Адам отыскал глазами Алешку с Микулой.
— Што, витязи, не боитесь холодной водички? Хвостуши, поди, уж полнехоньки, мне одному не управиться. Рыбу — пополам. Андрейка, ступай к мельнику, пусть отдаст все верши, какие есть. В обиде не оставим — потемну самый улов.
Могучий Микула начал молча стягивать кафтан. Раздевался и Алешка. Адам вдруг спохватился:
— Постойте, а где же странники-то?
— Какие странники? — спросил Алешка.
— Да подходили тут к нам на ушицу двое, с Белоозера. Недобрую весть принесли, а выспросить мы не успели.
— Што за весть? — насторожился Микула, но Адам уже вступил в воду, и расспросы пришлось отложить.
…Москва была взбудоражена новым грозным слухом. Теперь недавнее явление хвостатой звезды прямо связывали с саморазрушением церкви, воздвигнутой в память победы на Дону, — значит, небесное знамение все же обращено к Москве? А церкви к добру не разваливаются. У рябой бабы в Загорье корова отелилась трехногим телком, и людей охватил новый ужас. Теленка утопили, но в тот же день у соседки рябая курица запела петухом, а рыжий петух снес яичко, и слухи стали плодиться, как мухи в летнюю жару.
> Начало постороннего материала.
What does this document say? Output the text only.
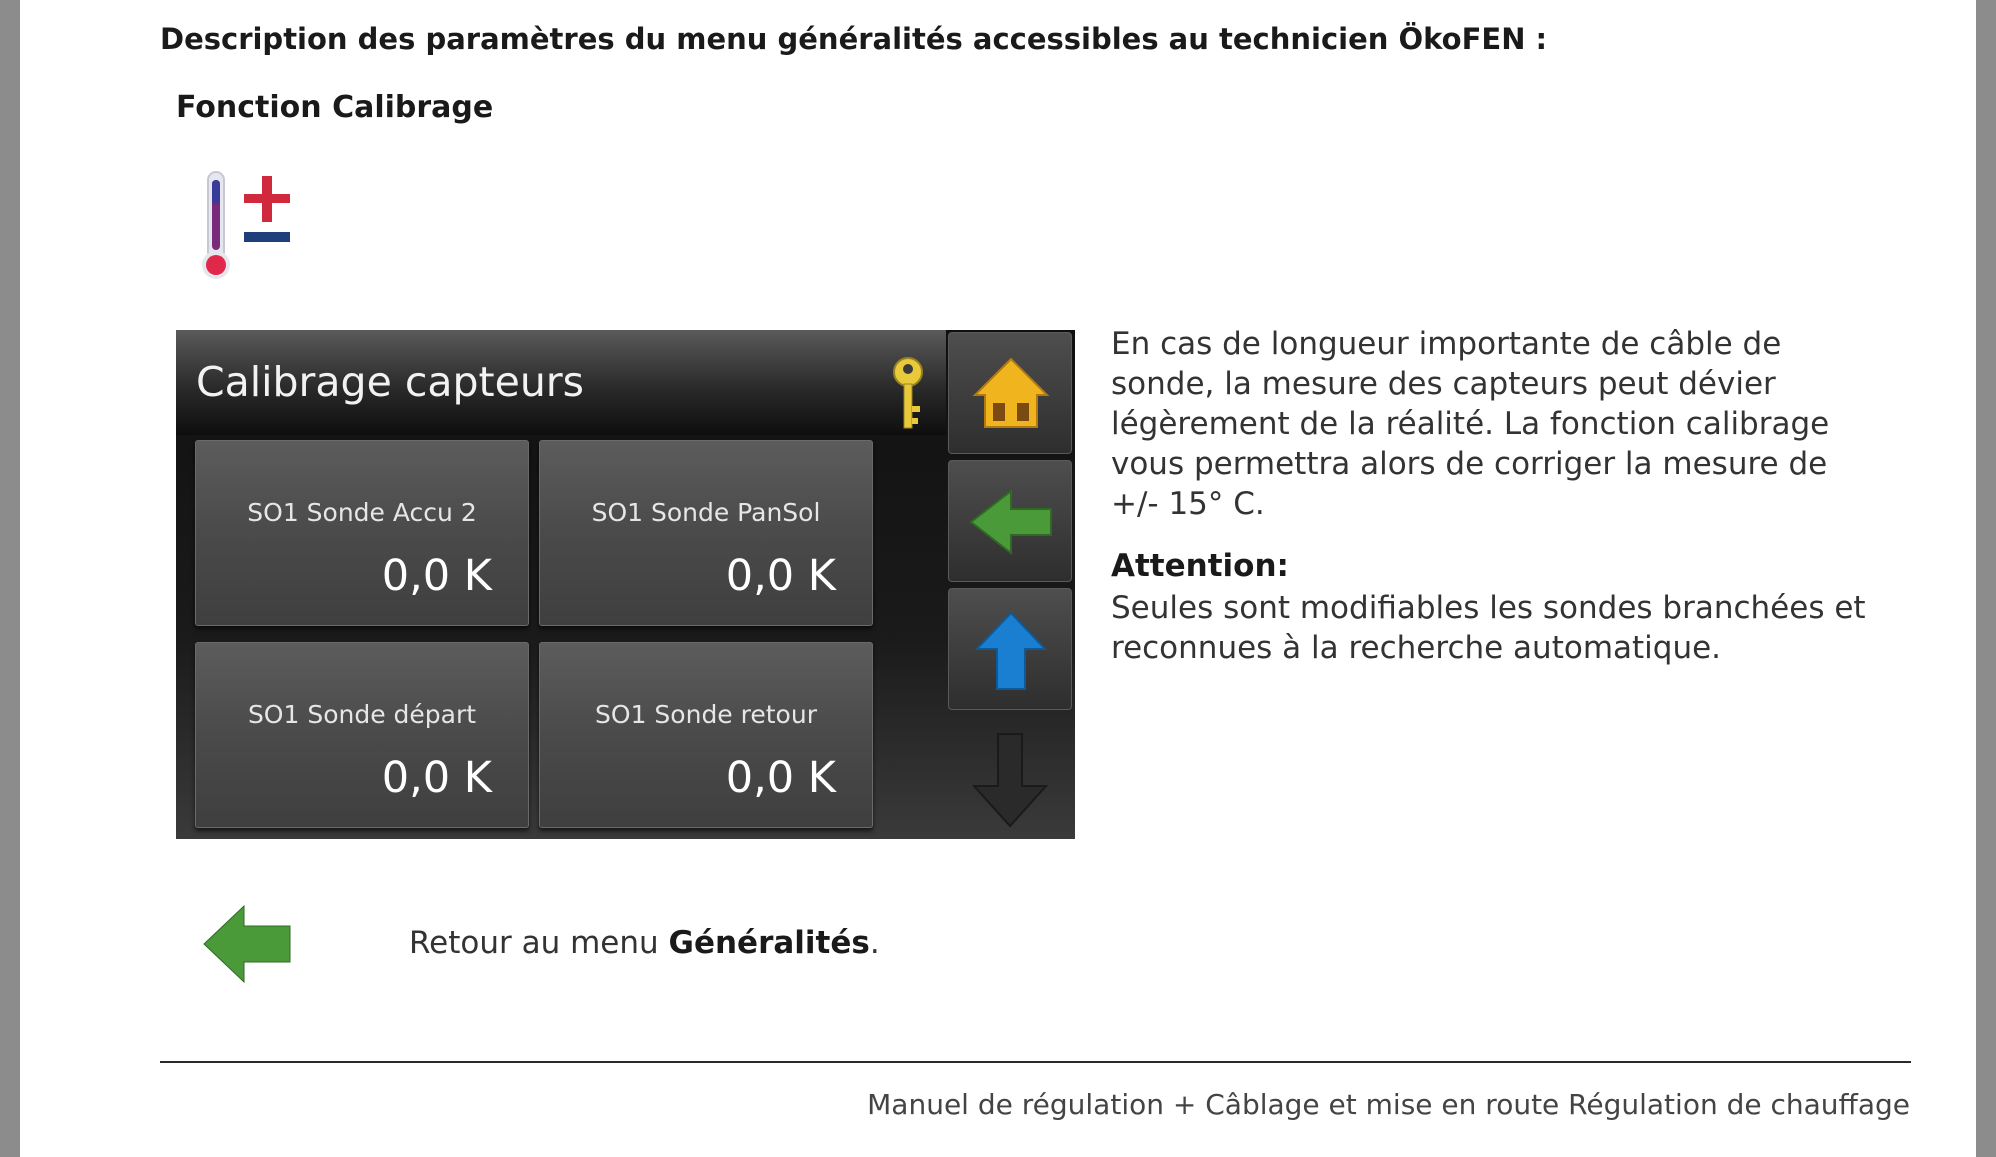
Description des paramètres du menu généralités accessibles au technicien ÖkoFEN :
Fonction Calibrage
Calibrage capteurs
SO1 Sonde Accu 2
0,0 K
SO1 Sonde PanSol
0,0 K
SO1 Sonde départ
0,0 K
SO1 Sonde retour
0,0 K
En cas de longueur importante de câble de sonde, la mesure des capteurs peut dévier légèrement de la réalité. La fonction calibrage vous permettra alors de corriger la mesure de +/- 15° C.
Attention:
Seules sont modifiables les sondes branchées et reconnues à la recherche automatique.
Retour au menu Généralités.
Manuel de régulation + Câblage et mise en route Régulation de chauffage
Сначала многие видели — ночью на печных трубах плясал огненный бес, а потом беса обнаружили в амбаре купца Брюханова. Всю ночь сидельники, вооружась дубьем, стерегли запертую дверь, дрожа от холода и жутких звуков, сотрясающих кондовые стены амбара. Когда же утром со всей опаской отперли дверь, к великому изумлению нашли там похмельного водовоза Гришку Бычару. Он помнил лишь, что намедни был у кума на крестинах, но каким образом бес похитил его и подбросил в амбар заместо себя, сказать не мог. Кто-то видел, как над кремлевской стеной извивался летучий огненный змей, кто-то слышал, как в полночь на реке рыдали водяные девки, лесорубы поймали в подмосковном бору дикого мужика, били его и повели топить, уверясь, что это он сосет и портит коров, да, по счастью, встречные опознали в нем немого парня из Митина Починка, промышляющего липовым лыком. Много было в ту весну всякого. По приказу окольничего московские стражники хватали в корчмах и на церковных папертях подозрительных говорунов, но те двое странников, принесших весть о разрушении церкви, как в воду канули.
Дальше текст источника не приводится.